Larissa van den Herik (Leiden Univ. - Law) has posted The Decline of Customary International Law as a Source of International Criminal Law (in Custom's Future: International Law in a Changing World, Curtis Bradley ed., forthcoming). Here's the abstract:

This chapter revisits customary international law (hereafter CIL) as a source of international criminal law (hereafter ICL) in the era of the International Criminal Court (hereafter ICC). Most contemporary reflections on the role of CIL in ICL and most observations regarding creative judicial identification processes still tend to zero in on the International Criminal Tribunal for the former Yugoslavia (hereafter ICTY). True, the 1990s were a decade-long experiment or perhaps indeed an extended “Grotian Moment.” In any event, it was a period of accelerated, and at times artificial, CIL-creation on a variety of ICLissues by the ad hoc Tribunals. The ICTY’s innovative methodologies nourished theories about the fragmentation of sources and ensuing claims regarding the existence of autonomized regimes. Being predominantly based on ICTY experiences, these claims may well have become outdated. The coming into operation of the ICC Statute has gradually engendered a new momentum that is best described as the “Codified Moment.” In this new ICC-era, CIL plays a much less prominent role.

This chapter explores the decline of CIL in ICL. It begins by delimiting the concept of “international criminal law” and highlights some consequences of this delimitation for a discussion on the role of CIL. It argues that the essence of this area of law is its judicial application as part of a process to determine guilt and to impose a sentence. Hence, only judicial agents truly apply ICL. By implication, ICL does not operate in a traditional interstate setting, a feature that also has consequences for CIL-formation and identification.

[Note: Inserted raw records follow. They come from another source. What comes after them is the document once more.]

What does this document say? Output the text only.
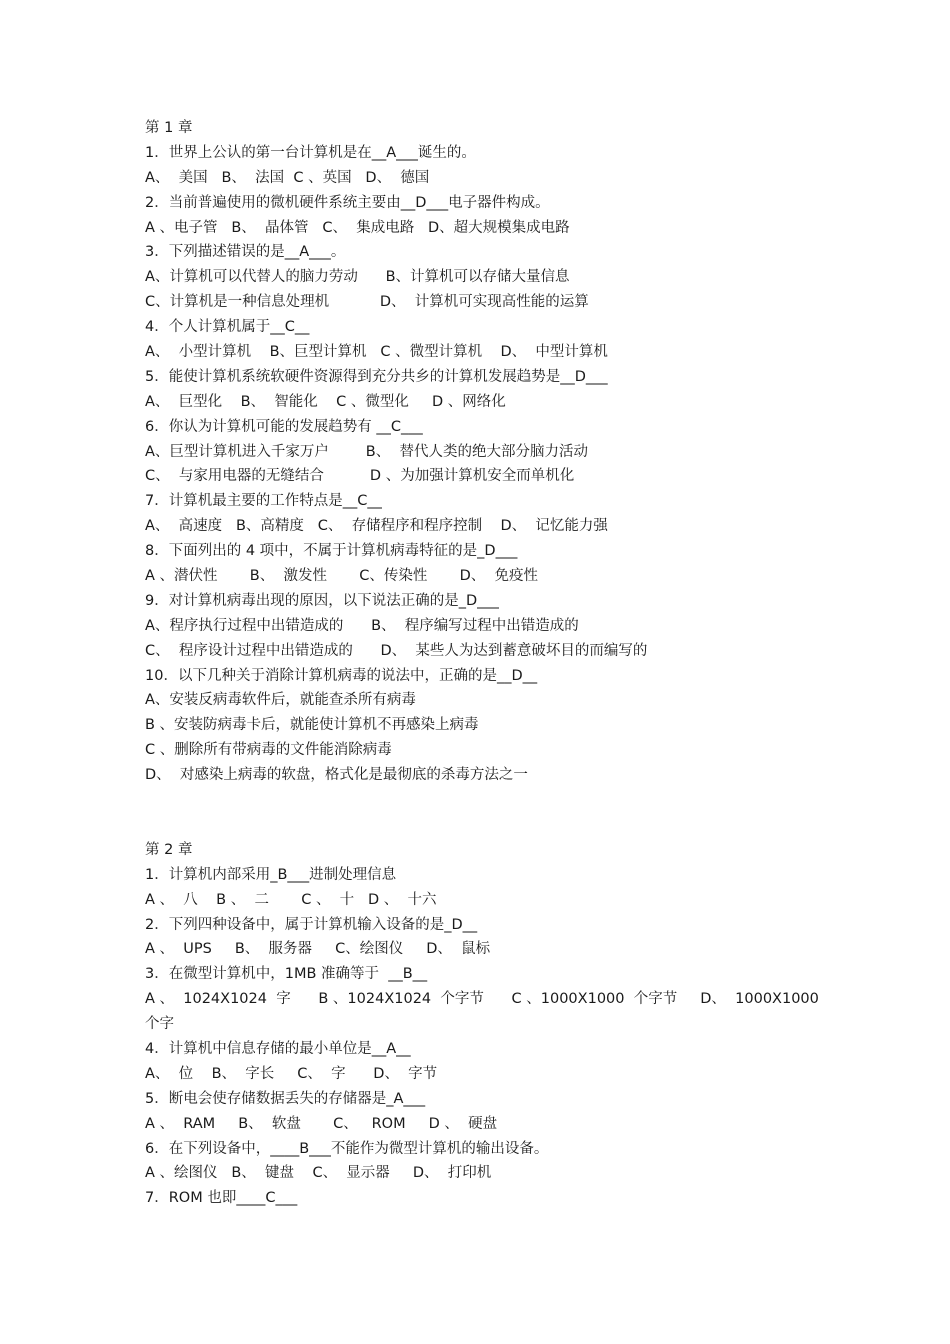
第 1 章
1．世界上公认的第一台计算机是在__A___诞生的。
A、  美国   B、  法国  C 、英国   D、  德国
2．当前普遍使用的微机硬件系统主要由__D___电子器件构成。
A 、电子管   B、  晶体管   C、  集成电路   D、超大规模集成电路
3．下列描述错误的是__A___。
A、计算机可以代替人的脑力劳动      B、计算机可以存储大量信息
C、计算机是一种信息处理机           D、  计算机可实现高性能的运算
4．个人计算机属于__C__
A、  小型计算机    B、巨型计算机   C 、微型计算机    D、  中型计算机
5．能使计算机系统软硬件资源得到充分共乡的计算机发展趋势是__D___
A、  巨型化    B、  智能化    C 、微型化     D 、网络化
6．你认为计算机可能的发展趋势有 __C___
A、巨型计算机进入千家万户        B、  替代人类的绝大部分脑力活动
C、  与家用电器的无缝结合          D 、为加强计算机安全而单机化
7．计算机最主要的工作特点是__C__
A、  高速度   B、高精度   C、  存储程序和程序控制    D、  记忆能力强
8．下面列出的 4 项中，不属于计算机病毒特征的是_D___
A 、潜伏性       B、  激发性       C、传染性       D、  免疫性
9．对计算机病毒出现的原因，以下说法正确的是_D___
A、程序执行过程中出错造成的      B、  程序编写过程中出错造成的
C、  程序设计过程中出错造成的      D、  某些人为达到蓄意破坏目的而编写的
10．以下几种关于消除计算机病毒的说法中，正确的是__D__
A、安装反病毒软件后，就能查杀所有病毒
B 、安装防病毒卡后，就能使计算机不再感染上病毒
C 、删除所有带病毒的文件能消除病毒
D、  对感染上病毒的软盘，格式化是最彻底的杀毒方法之一
第 2 章
1．计算机内部采用_B___进制处理信息
A 、  八    B 、  二       C 、  十   D 、  十六
2．下列四种设备中，属于计算机输入设备的是_D__
A 、  UPS     B、  服务器     C、绘图仪     D、  鼠标
3．在微型计算机中，1MB 准确等于  __B__
A 、  1024X1024  字      B 、1024X1024  个字节      C 、1000X1000  个字节     D、  1000X1000
个字
4．计算机中信息存储的最小单位是__A__
A、  位    B、  字长     C、  字      D、  字节
5．断电会使存储数据丢失的存储器是_A___
A 、  RAM     B、  软盘       C、   ROM     D 、  硬盘
6．在下列设备中，____B___不能作为微型计算机的输出设备。
A 、绘图仪   B、  键盘    C、  显示器     D、  打印机
7．ROM 也即____C___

The chapter then presents the causal claim that this decline is a direct consequence of the introduction of the ICC Statute and the move towards a universal and more consent-based regime. As will be demonstrated, the ICC Statute’s design reflects the drafters’ explicit resolve to marginalize CIL. Subsequently, this chapter argues that the move away from CIL in ICL can itself be explained by the difficulties inherent in grounding rules of ICL in CIL. This normative claim is developed through an analysis of different types of rules, i.e., procedural rules, substantive rules regarding the definition of crimes, and rules regarding modes of liability. In doing so, this chapter sheds light on the distinct methodological challenges that may arise in attempts to construe a customary basis for such rules.